In this case, Mr. David Nduhiu Muthoga swore the Replying Affidavit. In it, he described himself as the chairman of the defendant company. However, he did not depone to the effect that he had been authorised by the defendant to make the Replying Affidavit.Therefore, regardless of whether or not he may have had the requisite authority, his failure to so depone was a substantive defect in his affidavit.

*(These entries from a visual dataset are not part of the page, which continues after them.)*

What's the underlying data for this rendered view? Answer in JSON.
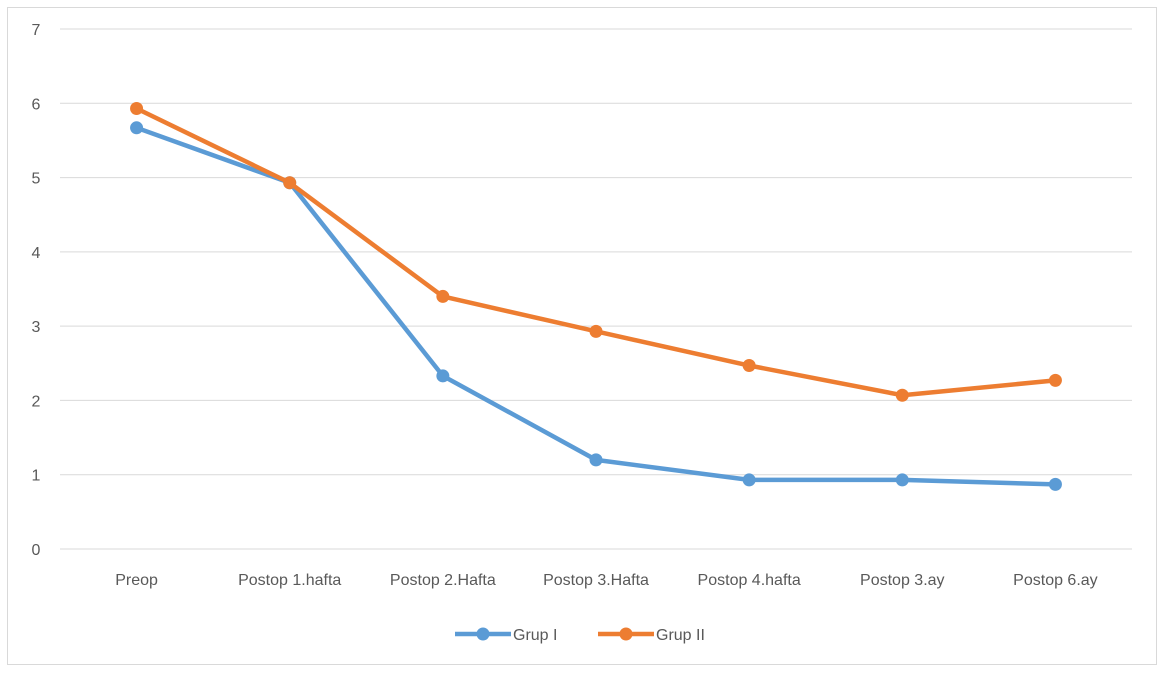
{
  "chart_data": {
    "type": "line",
    "categories": [
      "Preop",
      "Postop 1.hafta",
      "Postop 2.Hafta",
      "Postop 3.Hafta",
      "Postop 4.hafta",
      "Postop 3.ay",
      "Postop 6.ay"
    ],
    "series": [
      {
        "name": "Grup I",
        "color": "#5b9bd5",
        "values": [
          5.67,
          4.93,
          2.33,
          1.2,
          0.93,
          0.93,
          0.87
        ]
      },
      {
        "name": "Grup II",
        "color": "#ed7d31",
        "values": [
          5.93,
          4.93,
          3.4,
          2.93,
          2.47,
          2.07,
          2.27
        ]
      }
    ],
    "ylim": [
      0,
      7
    ],
    "yticks": [
      "0",
      "1",
      "2",
      "3",
      "4",
      "5",
      "6",
      "7"
    ],
    "grid": true,
    "legend": "bottom-center",
    "gridColor": "#d9d9d9"
  }
}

The second limb of the Plaintiff’s objection to the affidavit is the failure to disclose the drawer thereof. In JOHANN DISTELBERGER v JOSHUA KIVINDA MUINDI & ANOTHER, MISC. CIVIL APPLICATION No. 1587 of 2003, Nyamu J. had the opportunity to consider the effect of the failure by an affidavit to disclose its author. The question he grappled with was whether such failure was procedural or substantive. I find his decision persuasive, and do adopt his following words:-

“Returning to the question posed above as to whether failure to endorse an affidavit with the name and address of the drawer is a mere irregularity in form only and therefore excusable under Order 18 rule 7, it must be pointed out that the rules constitute subsidiary legislation and are therefore inferior to Acts of Parliament. Is a contravention of a provision of an Act an irregularity in form only? The answer is clearly “no” because as outlined above, Parliament intended to prevent unqualified persons from drawing legal documents as specified in the Advocates Act and also to prevent them from charging fees in respect of such documents. The overall object is to ensure that legal documents are drawn by qualified persons. The necessity to have the name and address endorsed is clearly aimed to stop or prevent the mischief of unqualified persons drawing documents.

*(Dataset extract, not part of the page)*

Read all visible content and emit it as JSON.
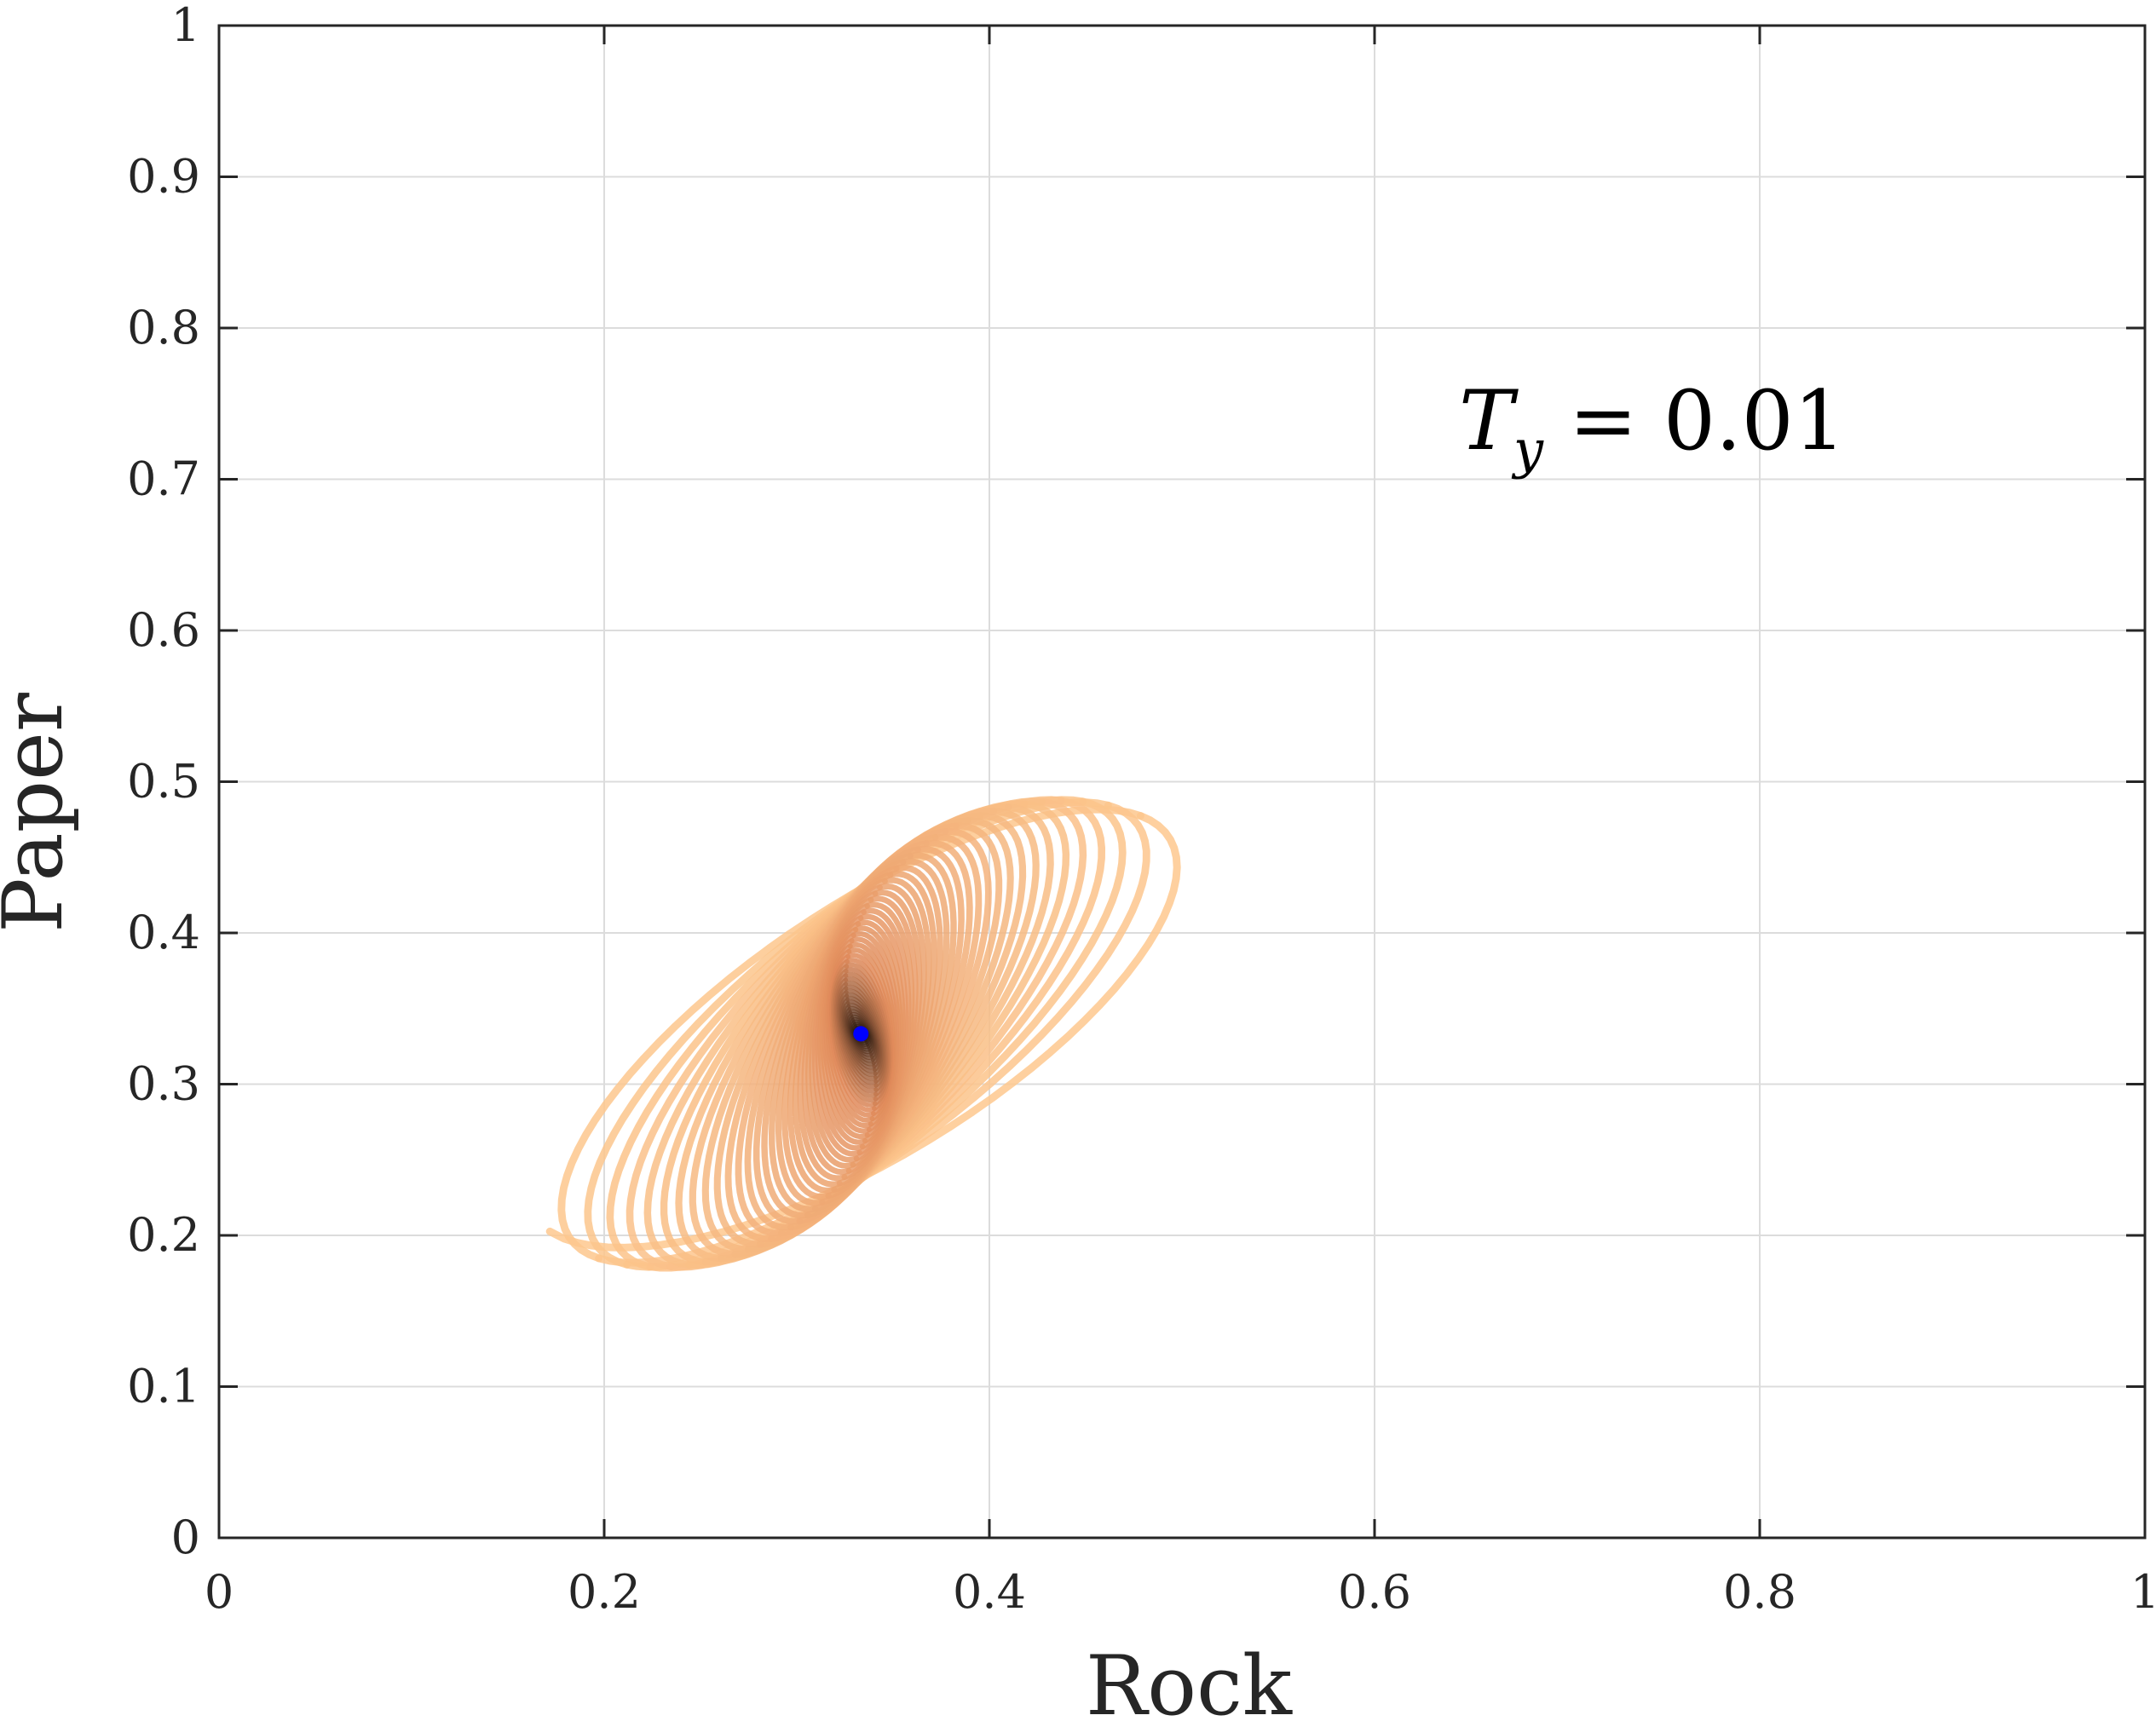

It is for this reason that I find and hold that a document which fails to comply is not deficient in form only but it is statutorily deficient and incapable of being saved by the provisions of O. 18 rule 7. ”

Having concluded that the Replying Affidavit was substantively defective, I have no alternative but to order that it be struck out. Accordingly, the explanations contained in the Replying Affidavit are not available to the defendant. That being the case, I need to now ask myself if the Defence on record raises any triable issues. The answer to that question has already largely been provided by the analysis earlier herein.

In my considered opinion, the defence does not raise any bona fide triable issues, save only on the question as to the responsibility for the Plaintiff’s tools and equipment. For those reasons, the motion for summary judgement is granted. Accordingly, judgement is hereby granted in favour of the Plaintiff for Kshs. 3,100,000/= together with costs thereon.The judgement sum shall attract interest at court rates from the date of filing suit, until payment in full.

I also direct that the Defendant shall have unconditional leave to defend against the claim for the value of the Plaintiff’s tools and equipment.

It is so ordered.

Dated and Delivered at Nairobi this 13th day of July 2004.